The always-reliable Tim Liddy is represented by the two large works "Blight" and "Serengeti," which combine high-art references (to Artemisia Gentileschi and Jacques-Louis David) with low-culture found objects (bullet-riddled road signs, commercial icons). With every work, Liddy seems to get better at making rich, complexly layered commentary.

One of the exhibition's more brilliant niches pairs sculptural installations by Ron Leax and Kurt Perschke. Each artist takes medical science as his jumping-off point, to varying degrees of disturbance. Their works conjure up nightmare visions of morgues and hospitals as they might appear in purgatory -- contaminated, outdated, devoted more to the dead than to the living. As chilling as the works are, they are also the most fully realized and compelling sculptural statements in this show. That's saying a lot in an exhibition rife with strong sculpture, including great works by Denise Ward-Brown, Steve Yusko and Julia Dougherty.

The show contains a nicely balanced mix of hand-wrought, earthy works and high-tech, glossy pieces. Jeri Au's ceramic work is small in scale but brings with it a monumental, time-worn quality. Reynold Behrend's heavily worked paintings on maps bring Richard Diebenkorn and Jasper Johns to mind. The photographs by David Casper are absolute eye-candy. Matt O'Shea's series of digital prints shows off his unerring eye for depicting architecture. A highlight of the show is Bill Kohn's enormous painting of an Indian cityscape, which treats the primary forms of architecture in a way that would have pleased Le Corbusier.

IN/FORM 6 is a beautifully curated show. But as good as this art is, it all becomes better when placed against the backdrop of the Lemp Brewery buildings, with their imposing brick walls, copious windows, cathedral-height ceilings and exposed, twisted innards of piping and ductwork. These are the kinds of spaces that can make an exhibition. The complex is an enormous asset to the city's arts community.

And yet it was with a pang of (admittedly nostalgic) regret that I observed the events surrounding IN/FORM 6, particularly the iron pour.
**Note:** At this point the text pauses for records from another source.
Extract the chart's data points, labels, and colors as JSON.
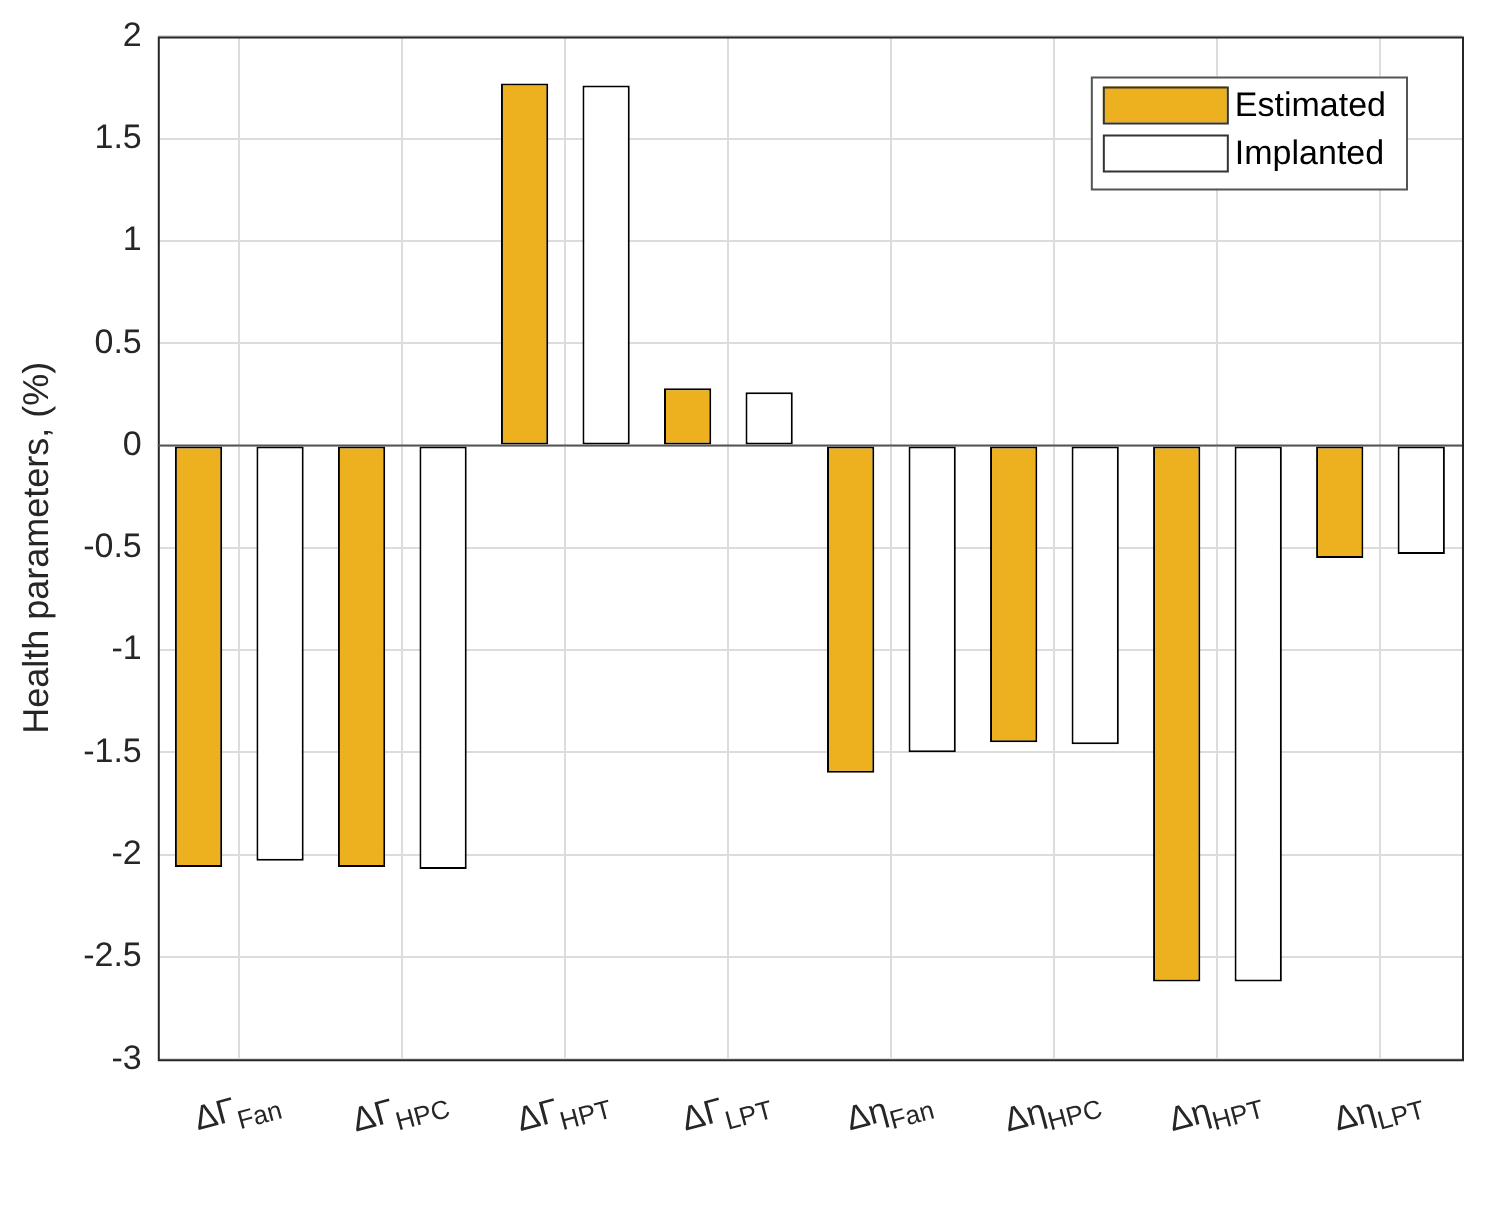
{
  "chart_data": {
    "type": "bar",
    "ylabel": "Health parameters, (%)",
    "categories": [
      "ΔΓ$_{Fan}$",
      "ΔΓ$_{HPC}$",
      "ΔΓ$_{HPT}$",
      "ΔΓ$_{LPT}$",
      "Δη$_{Fan}$",
      "Δη$_{HPC}$",
      "Δη$_{HPT}$",
      "Δη$_{LPT}$"
    ],
    "series": [
      {
        "name": "Estimated",
        "color": "#edb120",
        "values": [
          -2.06,
          -2.06,
          1.77,
          0.28,
          -1.6,
          -1.45,
          -2.62,
          -0.55
        ]
      },
      {
        "name": "Implanted",
        "color": "#ffffff",
        "values": [
          -2.03,
          -2.07,
          1.76,
          0.26,
          -1.5,
          -1.46,
          -2.62,
          -0.53
        ]
      }
    ],
    "ylim": [
      -3,
      2
    ],
    "yticks": [
      -3,
      -2.5,
      -2,
      -1.5,
      -1,
      -0.5,
      0,
      0.5,
      1,
      1.5,
      2
    ],
    "grid": true,
    "legend": "top right"
  }
}
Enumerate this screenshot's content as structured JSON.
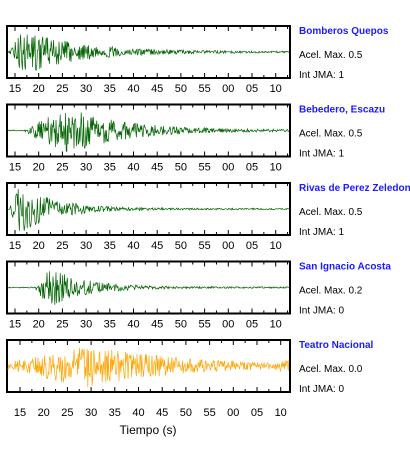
{
  "chart_data": {
    "type": "line",
    "xlabel": "Tiempo (s)",
    "acel_prefix": "Acel. Max.",
    "int_prefix": "Int JMA:",
    "grid": false,
    "panels": [
      {
        "station": "Bomberos Quepos",
        "acel_max": "0.5",
        "int_jma": "1",
        "color": "#006400",
        "tick_labels": [
          "15",
          "20",
          "25",
          "30",
          "35",
          "40",
          "45",
          "50",
          "55",
          "00",
          "05",
          "10"
        ],
        "waveform": {
          "onset_tick": 0,
          "peak_tick": 0.3,
          "peak_amplitude": 0.95,
          "decay": "gradual"
        }
      },
      {
        "station": "Bebedero, Escazu",
        "acel_max": "0.5",
        "int_jma": "1",
        "color": "#006400",
        "tick_labels": [
          "15",
          "20",
          "25",
          "30",
          "35",
          "40",
          "45",
          "50",
          "55",
          "00",
          "05",
          "10"
        ],
        "waveform": {
          "onset_tick": 0.6,
          "peak_tick": 2.2,
          "peak_amplitude": 1.0,
          "decay": "gradual"
        }
      },
      {
        "station": "Rivas de Perez Zeledon",
        "acel_max": "0.5",
        "int_jma": "1",
        "color": "#006400",
        "tick_labels": [
          "15",
          "20",
          "25",
          "30",
          "35",
          "40",
          "45",
          "50",
          "55",
          "00",
          "05",
          "10"
        ],
        "waveform": {
          "onset_tick": 0,
          "peak_tick": 0.2,
          "peak_amplitude": 1.0,
          "decay": "fast"
        }
      },
      {
        "station": "San Ignacio Acosta",
        "acel_max": "0.2",
        "int_jma": "0",
        "color": "#006400",
        "tick_labels": [
          "15",
          "20",
          "25",
          "30",
          "35",
          "40",
          "45",
          "50",
          "55",
          "00",
          "05",
          "10"
        ],
        "waveform": {
          "onset_tick": 1.1,
          "peak_tick": 1.4,
          "peak_amplitude": 0.85,
          "decay": "fast"
        }
      },
      {
        "station": "Teatro Nacional",
        "acel_max": "0.0",
        "int_jma": "0",
        "color": "#FFA500",
        "tick_labels": [
          "15",
          "20",
          "25",
          "30",
          "35",
          "40",
          "45",
          "50",
          "55",
          "00",
          "05",
          "10"
        ],
        "waveform": {
          "onset_tick": 0,
          "peak_tick": 2.8,
          "peak_amplitude": 0.95,
          "decay": "slow"
        }
      }
    ]
  }
}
The Lemp Brewery, once a site of productive labor and industry for the city, has become the site of labor in a strictly aestheticized form. During the opening days of the exhibition, the furnace was burning, the workers were working and productivity was once again high at the Lemp Brewery complex -- and all of it was made possible, in part, by the death of a former cornerstone of the St. Louis economy. Most people celebrate art's ability to revitalize former sites of industry. Few acknowledge that art can also obscure history by aestheticizing it. So visit IN/FORM 6 with an eye to the history of the site. It pays off.